Bresson without spiritual strength is all formality and pretense. Just imagine if Bresson made this film back in the 1950s or even 60s when he was on top of his game! What a masterpiece this could have been! As it is, this is not a film without merit but it lapses into stylized parody. Was Bresson even conscious of this or did he not care one bit like usual? Take the jousting sequence for one example. Endless shots of a musician playing the pipes, then endless shots of a flag being raised to denote a particular combatant, then endless shots of midsections of horses and combatants, then endless shots of crowd reactions. You could never tolerate anything like this from anyone but Bresson but here he's pushing it. Lancelot and Guinevere meet in secret to discuss their love and to discuss Lancelot forsaking that love to embrace a promise to God. The actors are rarely allowed to look at one another, their icy stares pointing downward. They meet again and again, say something half profound while staring at the ground and leave the scene. I can't go without mentioning Bresson's famous sound design. In prior films it is one of his strongest attributes, here in Lancelot of the Lake it turns into near comedy with the knights coming and going and their armor constantly clinking and rattling in every scene. It becomes ridiculous and even the most ardent of film fanatics will start to grin and possibly break out in a hearty laugh or two. It's a wild movie, what can I tell you. It is perhaps an anti-movie or one of the best examples of that.
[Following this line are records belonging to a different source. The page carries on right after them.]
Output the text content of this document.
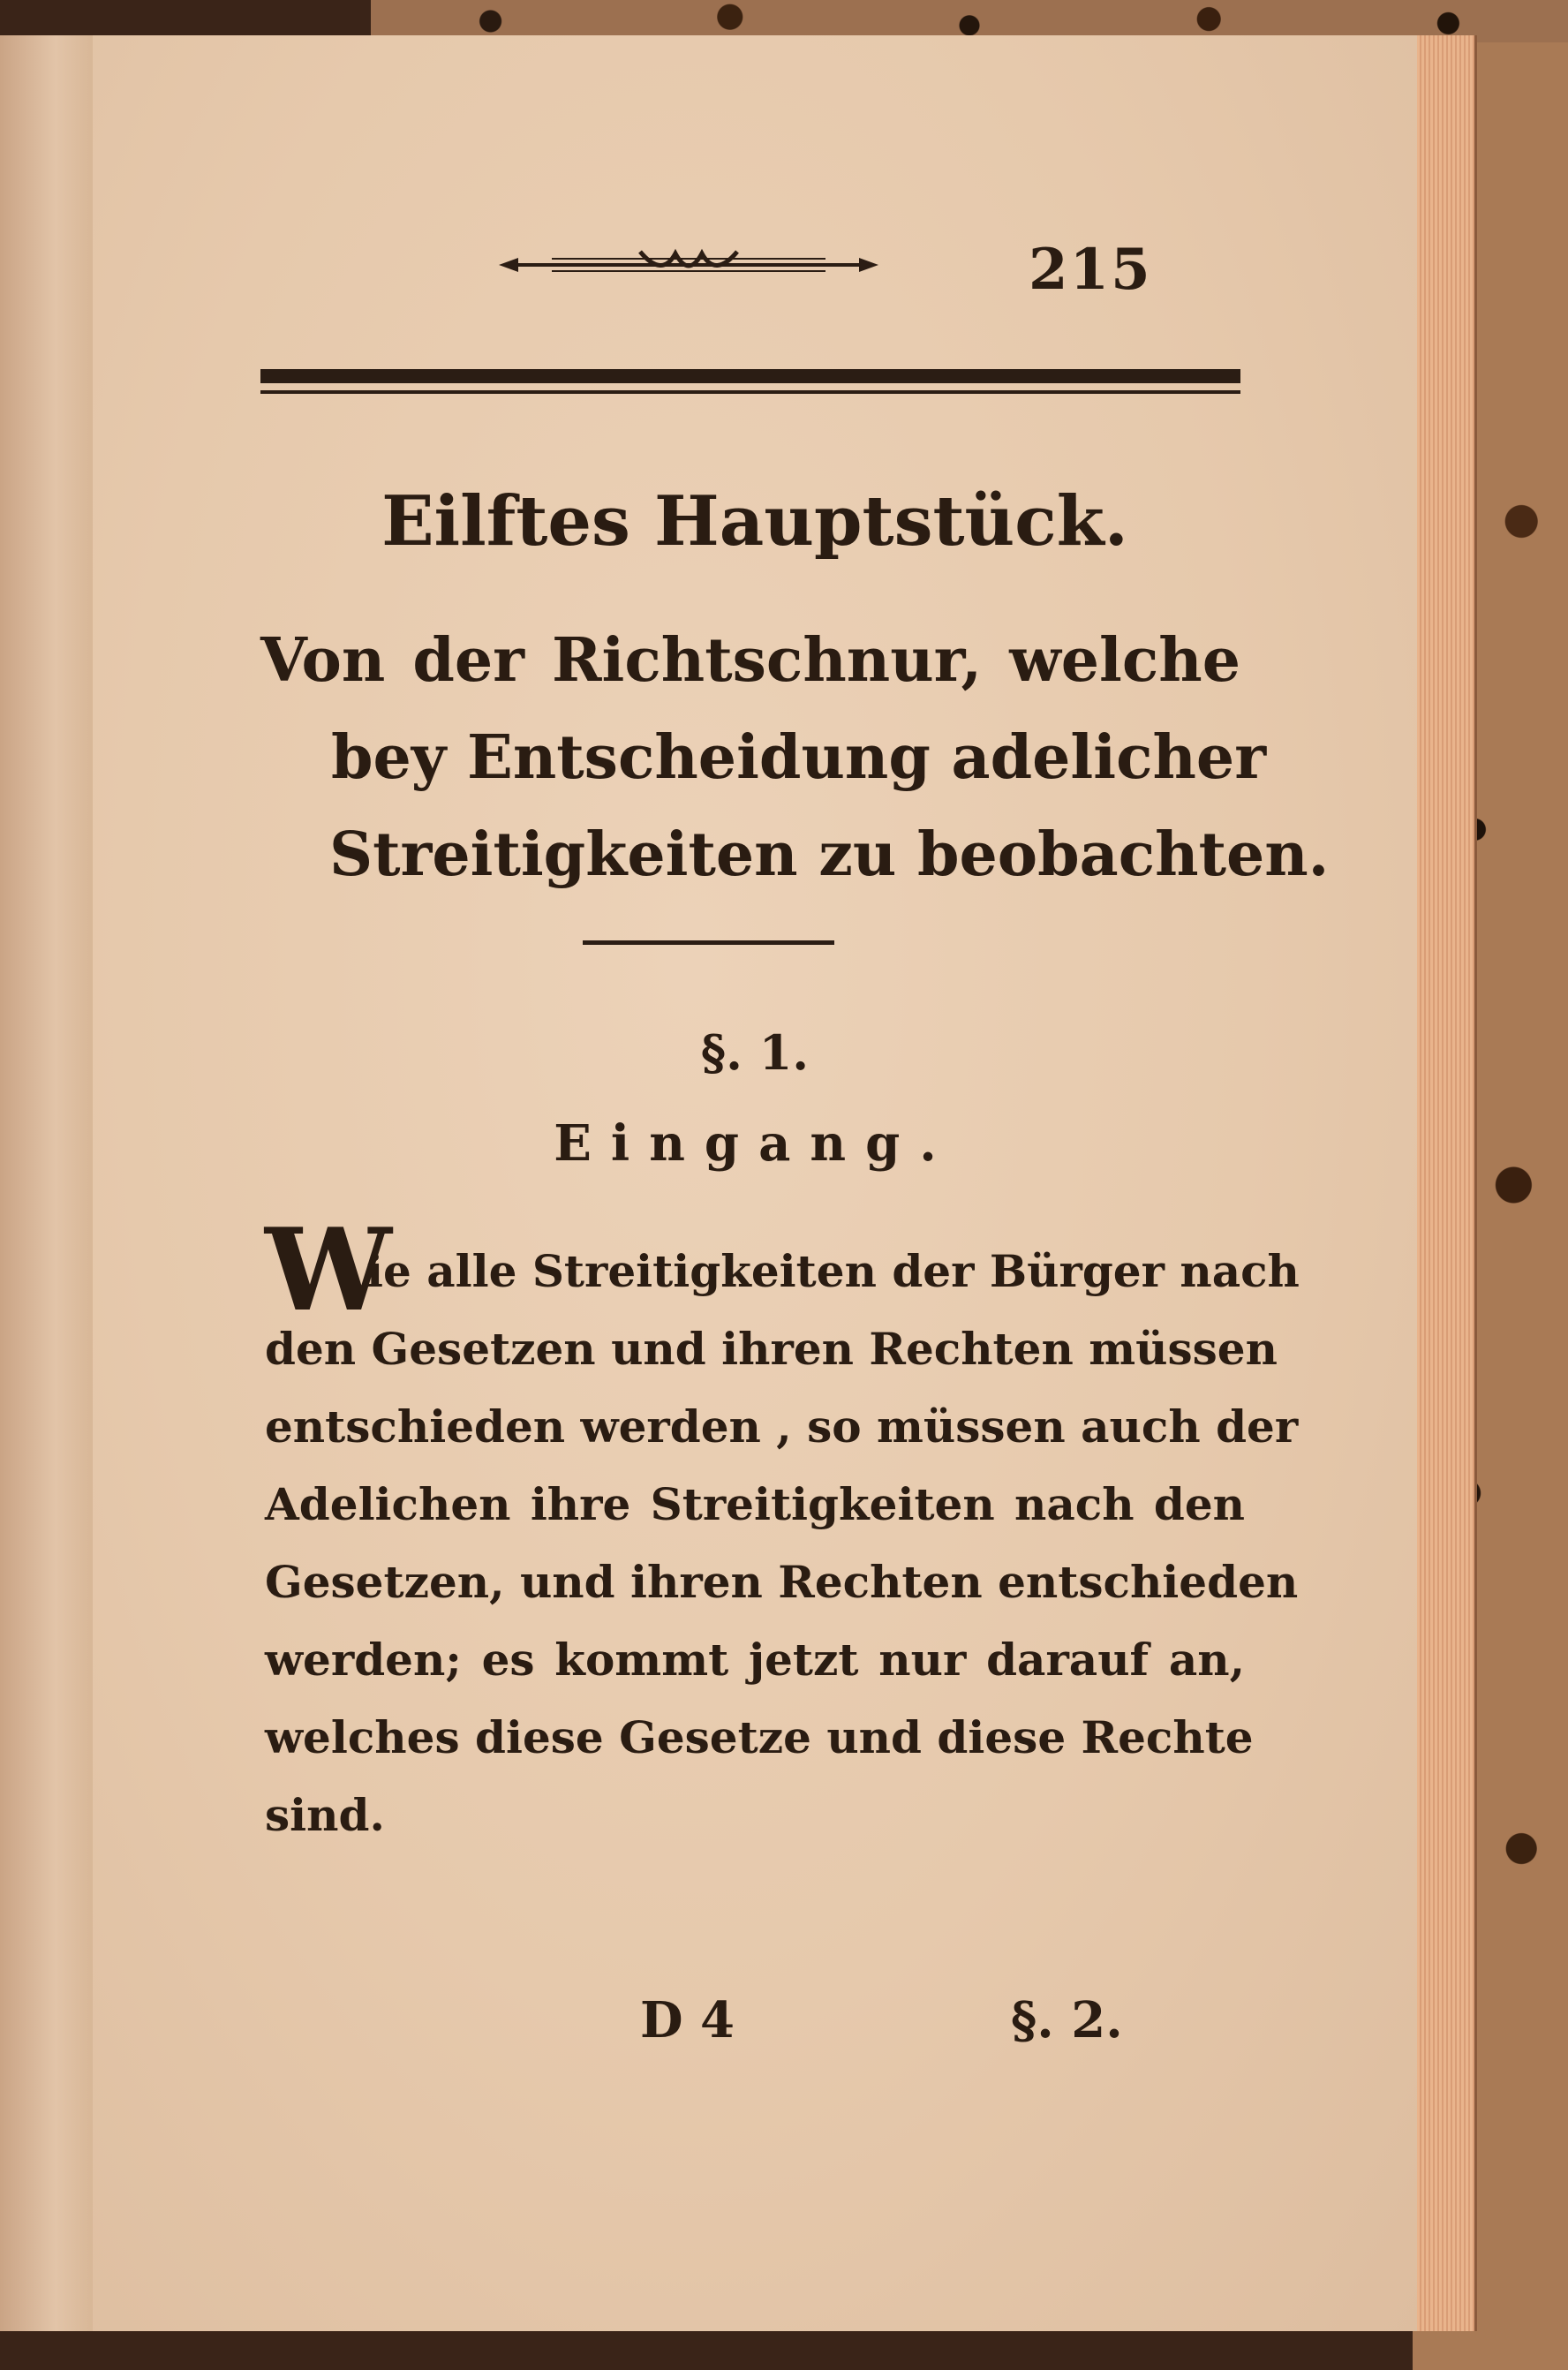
215
Eilftes Hauptstück.
Von der Richtschnur, welche
bey Entscheidung adelicher
Streitigkeiten zu beobachten.
§. 1.
Eingang.
W
ie alle Streitigkeiten der Bürger nach
den Gesetzen und ihren Rechten müssen
entschieden werden , so müssen auch der
Adelichen ihre Streitigkeiten nach den
Gesetzen, und ihren Rechten entschieden
werden; es kommt jetzt nur darauf an,
welches diese Gesetze und diese Rechte
sind.
D 4	§. 2.
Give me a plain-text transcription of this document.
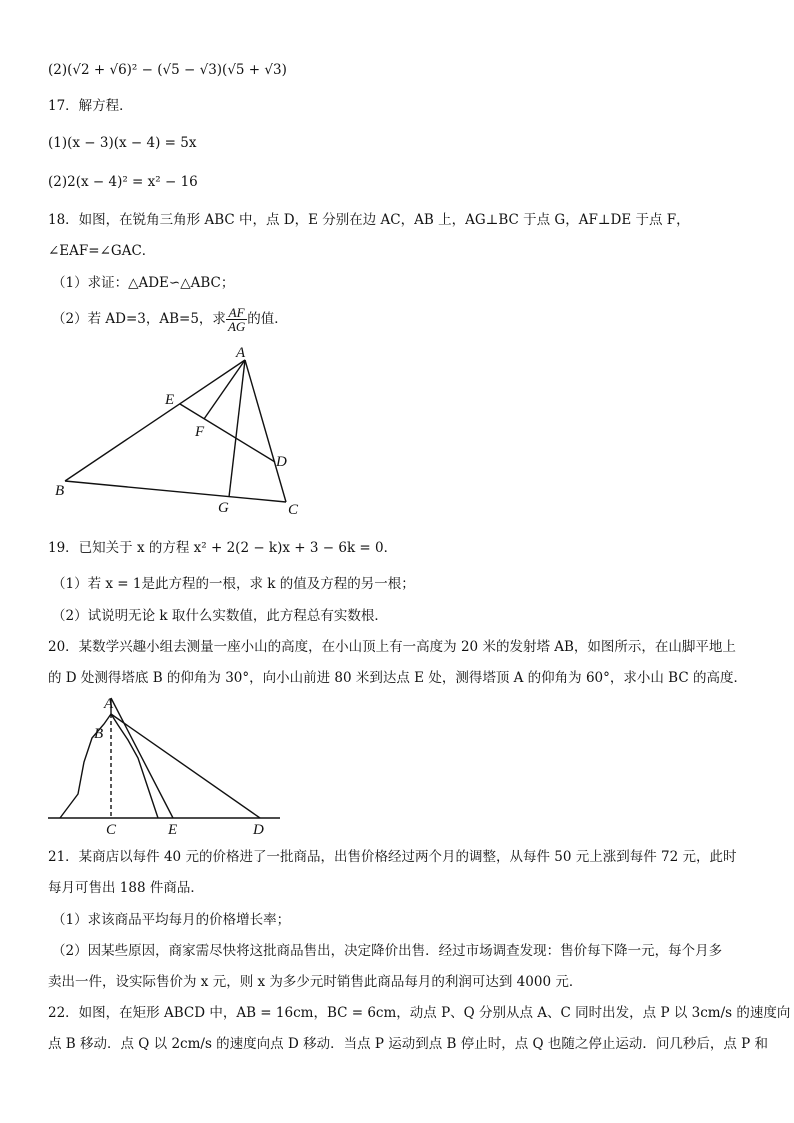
(2)(√2 + √6)² − (√5 − √3)(√5 + √3)
17．解方程．
(1)(x − 3)(x − 4) = 5x
(2)2(x − 4)² = x² − 16
18．如图，在锐角三角形 ABC 中，点 D，E 分别在边 AC，AB 上，AG⊥BC 于点 G，AF⊥DE 于点 F，
∠EAF=∠GAC．
（1）求证：△ADE∽△ABC；
（2）若 AD=3，AB=5，求 $\frac{AF}{AG}$ 的值．
A
E
F
D
B
G	C
19．已知关于 x 的方程 x² + 2(2 − k)x + 3 − 6k = 0．
（1）若 x = 1是此方程的一根，求 k 的值及方程的另一根；
（2）试说明无论 k 取什么实数值，此方程总有实数根．
20．某数学兴趣小组去测量一座小山的高度，在小山顶上有一高度为 20 米的发射塔 AB，如图所示，在山脚平地上
的 D 处测得塔底 B 的仰角为 30°，向小山前进 80 米到达点 E 处，测得塔顶 A 的仰角为 60°，求小山 BC 的高度．
A
B
C	E	D
21．某商店以每件 40 元的价格进了一批商品，出售价格经过两个月的调整，从每件 50 元上涨到每件 72 元，此时
每月可售出 188 件商品．
（1）求该商品平均每月的价格增长率；
（2）因某些原因，商家需尽快将这批商品售出，决定降价出售．经过市场调查发现：售价每下降一元，每个月多
卖出一件，设实际售价为 x 元，则 x 为多少元时销售此商品每月的利润可达到 4000 元．
22．如图，在矩形 ABCD 中，AB = 16cm，BC = 6cm，动点 P、Q 分别从点 A、C 同时出发，点 P 以 3cm/s 的速度向
点 B 移动．点 Q 以 2cm/s 的速度向点 D 移动．当点 P 运动到点 B 停止时，点 Q 也随之停止运动．问几秒后，点 P 和
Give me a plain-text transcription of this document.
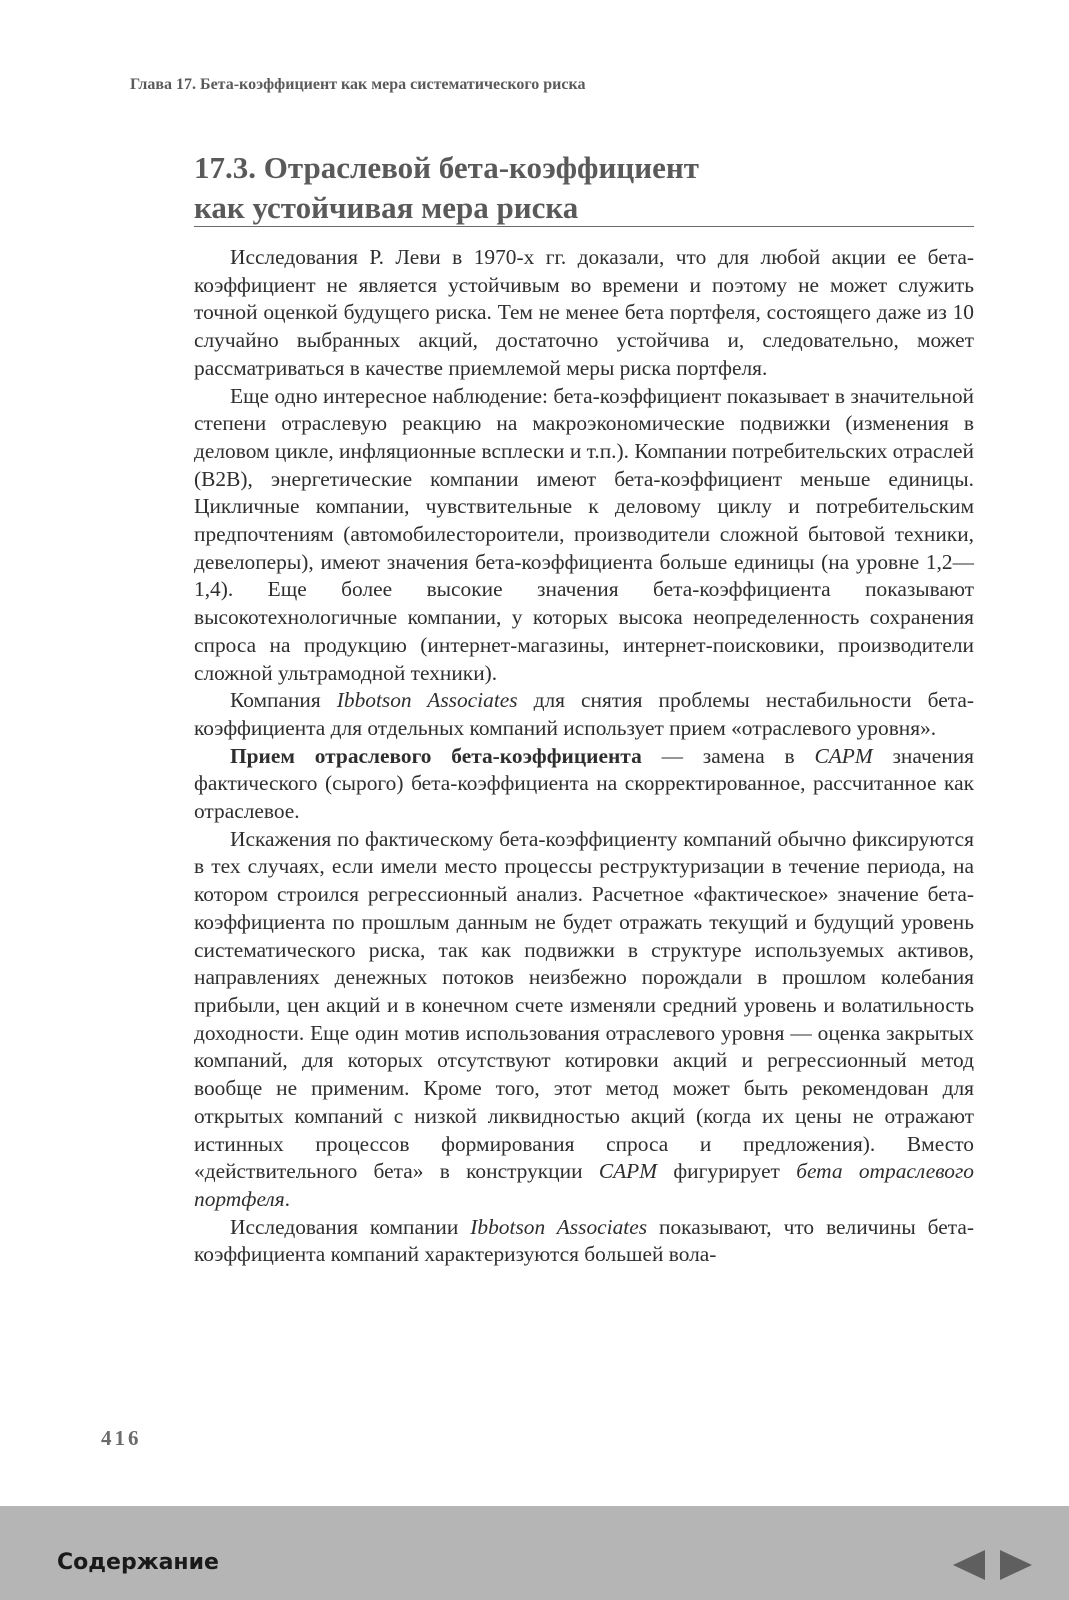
Глава 17. Бета-коэффициент как мера систематического риска
17.3. Отраслевой бета-коэффициент
как устойчивая мера риска

Исследования Р. Леви в 1970-х гг. доказали, что для любой акции ее бета-коэффициент не является устойчивым во времени и поэтому не может служить точной оценкой будущего риска. Тем не менее бета портфеля, состоящего даже из 10 случайно выбранных акций, достаточно устойчива и, следовательно, может рассматриваться в качестве приемлемой меры риска портфеля.

Еще одно интересное наблюдение: бета-коэффициент показывает в значительной степени отраслевую реакцию на макроэкономические подвижки (изменения в деловом цикле, инфляционные всплески и т.п.). Компании потребительских отраслей (В2В), энергетические компании имеют бета-коэффициент меньше единицы. Цикличные компании, чувствительные к деловому циклу и потребительским предпочтениям (автомобилестороители, производители сложной бытовой техники, девелоперы), имеют значения бета-коэффициента больше единицы (на уровне 1,2—1,4). Еще более высокие значения бета-коэффициента показывают высокотехнологичные компании, у которых высока неопределенность сохранения спроса на продукцию (интернет-магазины, интернет-поисковики, производители сложной ультрамодной техники).

Компания Ibbotson Associates для снятия проблемы нестабильности бета-коэффициента для отдельных компаний использует прием «отраслевого уровня».

Прием отраслевого бета-коэффициента — замена в CAPM значения фактического (сырого) бета-коэффициента на скорректированное, рассчитанное как отраслевое.

Искажения по фактическому бета-коэффициенту компаний обычно фиксируются в тех случаях, если имели место процессы реструктуризации в течение периода, на котором строился регрессионный анализ. Расчетное «фактическое» значение бета-коэффициента по прошлым данным не будет отражать текущий и будущий уровень систематического риска, так как подвижки в структуре используемых активов, направлениях денежных потоков неизбежно порождали в прошлом колебания прибыли, цен акций и в конечном счете изменяли средний уровень и волатильность доходности. Еще один мотив использования отраслевого уровня — оценка закрытых компаний, для которых отсутствуют котировки акций и регрессионный метод вообще не применим. Кроме того, этот метод может быть рекомендован для открытых компаний с низкой ликвидностью акций (когда их цены не отражают истинных процессов формирования спроса и предложения). Вместо «действительного бета» в конструкции CAPM фигурирует бета отраслевого портфеля.

Исследования компании Ibbotson Associates показывают, что величины бета-коэффициента компаний характеризуются большей вола-

416
Содержание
Robert Bresson's work from the 1950s and 60s contain some of my all time favorite art in film form. Films like "Diary of a Country Priest", "A Man Escaped" and "Pickpocket". Quintessential films and not just for the movie buffs but for anyone capable of response to great art. Bresson's late period, from which all his color films spring, sport the same monumental technique but without the spiritual catharsis or rapture of the earlier work. If you are watching a black and white Bresson film, it will contain hope. If you are viewing a color film by Bresson, it will contain not much other than nihilism and despair. Well, it's all in French, so that makes it ok!
The film begins with the information that "The Grail has not been found" and ends with a single word and image that implode a whole universe of myth.